Still, when Struble tells a story, it is hard to imagine the newfound attention has changed him too much. Opening up about playing Austin City Limits (a dream come true for any Texas native) he says, “It was such a dream. Because I wasn’t even on the poster, you know. It was like a late addition, weekend two only, BMI stage. I think we played at two or something. But we were so stoked and it was so fun.” At the time, Struble was still living on campus at the University of Texas with nine other people. “It was the weekend of Texas vs. OU., so all my roommates were gone. I was alone in our dorm. The fire alarms were going off the night before like randomly. They wouldn’t stop going off and so I had to unplug them all. And so, I didn’t get any sleep that night.” With a grin Struble adds, “This is another funny thing. We all drove in to load on the stage in our personal cars, and when you go to a festival, backstage is just like buses because every band is on tour buses. And then we’re like, you know, a Mustang and a Honda CRV and we all get our own stuff out of our cars and people were so confused. And anyways, that happened and then I drank two Red Bulls and I, like, blacked out on stage. Nobody saw but there was a moment where I was like blacked out singing. It was an unforgettable experience.”
The return to touring and creating more unforgettable memories definitely appeals to Struble. Of the onslaught of livestreams and Instagram reels in response to the isolation of the pandemic, he remarks, “I would definitely prefer that fans come to shows so I get to meet them and talk to them. Because I really did make a pretty big effort to talk and get to meet people. That’s just more fun because I can show them I’m not acting.” With a tour across the U.S. and one to Europe coming up, Struble says he is excited. “It’s going to be a weird time warp because I’ve had a lot of growth since the lockdown and now ‘Can I Call You Tonight?’ is a couple years old but I’m still playing it on my first headlining tour. It’ll kind of be a double album tour for the fans for the first time.”

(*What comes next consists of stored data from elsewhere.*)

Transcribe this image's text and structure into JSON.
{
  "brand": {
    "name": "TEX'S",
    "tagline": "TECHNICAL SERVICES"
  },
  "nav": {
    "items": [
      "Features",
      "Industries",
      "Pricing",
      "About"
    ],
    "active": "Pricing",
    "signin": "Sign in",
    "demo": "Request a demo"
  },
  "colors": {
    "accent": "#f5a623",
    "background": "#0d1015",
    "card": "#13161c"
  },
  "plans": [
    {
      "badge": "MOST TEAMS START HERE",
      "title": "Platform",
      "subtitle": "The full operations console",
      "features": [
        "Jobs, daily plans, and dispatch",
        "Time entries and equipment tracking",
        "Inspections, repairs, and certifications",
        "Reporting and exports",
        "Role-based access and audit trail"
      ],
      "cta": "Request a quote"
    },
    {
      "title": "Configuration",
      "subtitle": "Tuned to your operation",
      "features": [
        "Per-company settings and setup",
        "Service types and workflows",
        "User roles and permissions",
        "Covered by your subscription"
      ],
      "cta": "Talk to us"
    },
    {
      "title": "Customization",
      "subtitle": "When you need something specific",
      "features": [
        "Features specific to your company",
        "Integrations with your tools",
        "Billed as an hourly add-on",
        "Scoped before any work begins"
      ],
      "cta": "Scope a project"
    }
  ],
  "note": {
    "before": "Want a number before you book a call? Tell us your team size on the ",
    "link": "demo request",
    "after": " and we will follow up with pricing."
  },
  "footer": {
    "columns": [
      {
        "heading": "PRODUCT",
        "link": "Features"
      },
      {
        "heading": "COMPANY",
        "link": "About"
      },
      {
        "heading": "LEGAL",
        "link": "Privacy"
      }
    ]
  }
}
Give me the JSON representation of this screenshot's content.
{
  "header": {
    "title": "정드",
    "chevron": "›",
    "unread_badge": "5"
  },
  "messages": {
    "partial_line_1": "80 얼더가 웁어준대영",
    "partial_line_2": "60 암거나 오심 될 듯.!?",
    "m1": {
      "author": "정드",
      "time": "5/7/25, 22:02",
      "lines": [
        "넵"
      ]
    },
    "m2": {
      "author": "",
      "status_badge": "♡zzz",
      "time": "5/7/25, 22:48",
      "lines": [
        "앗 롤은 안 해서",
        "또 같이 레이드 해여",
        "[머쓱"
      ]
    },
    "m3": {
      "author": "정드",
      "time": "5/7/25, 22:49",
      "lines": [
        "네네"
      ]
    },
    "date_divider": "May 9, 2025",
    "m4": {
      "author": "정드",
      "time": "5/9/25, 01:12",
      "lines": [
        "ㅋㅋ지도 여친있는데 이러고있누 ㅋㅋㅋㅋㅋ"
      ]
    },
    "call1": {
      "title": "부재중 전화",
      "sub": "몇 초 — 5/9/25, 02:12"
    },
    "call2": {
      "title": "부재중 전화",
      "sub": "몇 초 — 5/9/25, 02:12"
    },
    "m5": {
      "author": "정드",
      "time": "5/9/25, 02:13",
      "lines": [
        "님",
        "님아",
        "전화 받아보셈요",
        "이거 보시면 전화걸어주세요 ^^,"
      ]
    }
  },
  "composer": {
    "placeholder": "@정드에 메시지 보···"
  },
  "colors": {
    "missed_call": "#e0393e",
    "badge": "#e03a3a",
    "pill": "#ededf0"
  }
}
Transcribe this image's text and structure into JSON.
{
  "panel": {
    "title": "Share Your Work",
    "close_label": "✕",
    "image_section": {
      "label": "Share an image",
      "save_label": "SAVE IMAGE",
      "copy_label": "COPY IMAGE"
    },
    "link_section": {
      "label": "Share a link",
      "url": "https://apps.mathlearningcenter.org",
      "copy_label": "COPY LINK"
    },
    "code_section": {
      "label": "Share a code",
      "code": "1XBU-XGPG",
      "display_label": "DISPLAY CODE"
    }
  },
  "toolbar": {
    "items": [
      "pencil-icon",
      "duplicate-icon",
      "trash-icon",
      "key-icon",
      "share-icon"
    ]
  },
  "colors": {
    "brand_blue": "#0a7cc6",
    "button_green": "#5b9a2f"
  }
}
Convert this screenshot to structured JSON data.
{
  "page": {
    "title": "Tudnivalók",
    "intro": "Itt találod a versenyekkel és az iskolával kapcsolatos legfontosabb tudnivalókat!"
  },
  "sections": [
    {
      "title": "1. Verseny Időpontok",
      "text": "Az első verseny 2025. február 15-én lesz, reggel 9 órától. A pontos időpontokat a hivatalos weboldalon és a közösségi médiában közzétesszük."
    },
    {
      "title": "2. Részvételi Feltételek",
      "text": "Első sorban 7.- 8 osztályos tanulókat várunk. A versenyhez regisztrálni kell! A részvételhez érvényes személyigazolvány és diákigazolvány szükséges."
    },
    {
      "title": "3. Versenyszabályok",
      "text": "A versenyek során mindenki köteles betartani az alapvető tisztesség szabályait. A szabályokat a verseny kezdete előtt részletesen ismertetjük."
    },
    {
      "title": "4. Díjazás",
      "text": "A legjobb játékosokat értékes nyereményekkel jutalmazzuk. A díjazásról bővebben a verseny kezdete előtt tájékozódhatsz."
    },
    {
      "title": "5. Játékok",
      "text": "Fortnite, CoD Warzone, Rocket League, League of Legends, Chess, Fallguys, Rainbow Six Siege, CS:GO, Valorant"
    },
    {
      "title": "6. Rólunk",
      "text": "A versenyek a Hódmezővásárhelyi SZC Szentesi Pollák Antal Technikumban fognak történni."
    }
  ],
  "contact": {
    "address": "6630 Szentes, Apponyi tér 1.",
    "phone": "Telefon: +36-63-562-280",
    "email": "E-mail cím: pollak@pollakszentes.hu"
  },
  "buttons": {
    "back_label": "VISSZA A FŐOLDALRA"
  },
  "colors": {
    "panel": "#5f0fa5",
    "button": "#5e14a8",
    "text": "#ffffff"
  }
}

He hopes fans will expect an “inviting environment” from this tour. “There’s some shows that you go to and you kind of feel like an inconvenience to the artist. You’re like ‘should I be here?’ and it’s like: you’re at the show. So, I really want it to be fun and hospitable. We’re pretty much playing every song I have, so it’s going to be really exciting and I just think it’s going to be a blast. I have this theory that for the next year and a half nobody’s going to hear music. Like everybody has this blind, pent-up energy so like we could play terribly and everybody would be like ‘it was amazing!’ So, I’m excited to just have fun.”
Dayglow is touring from July 25 through November all over the U.S. and will tour Europe in the Spring of 2022. His sophomore album Harmony House is out now wherever music streams.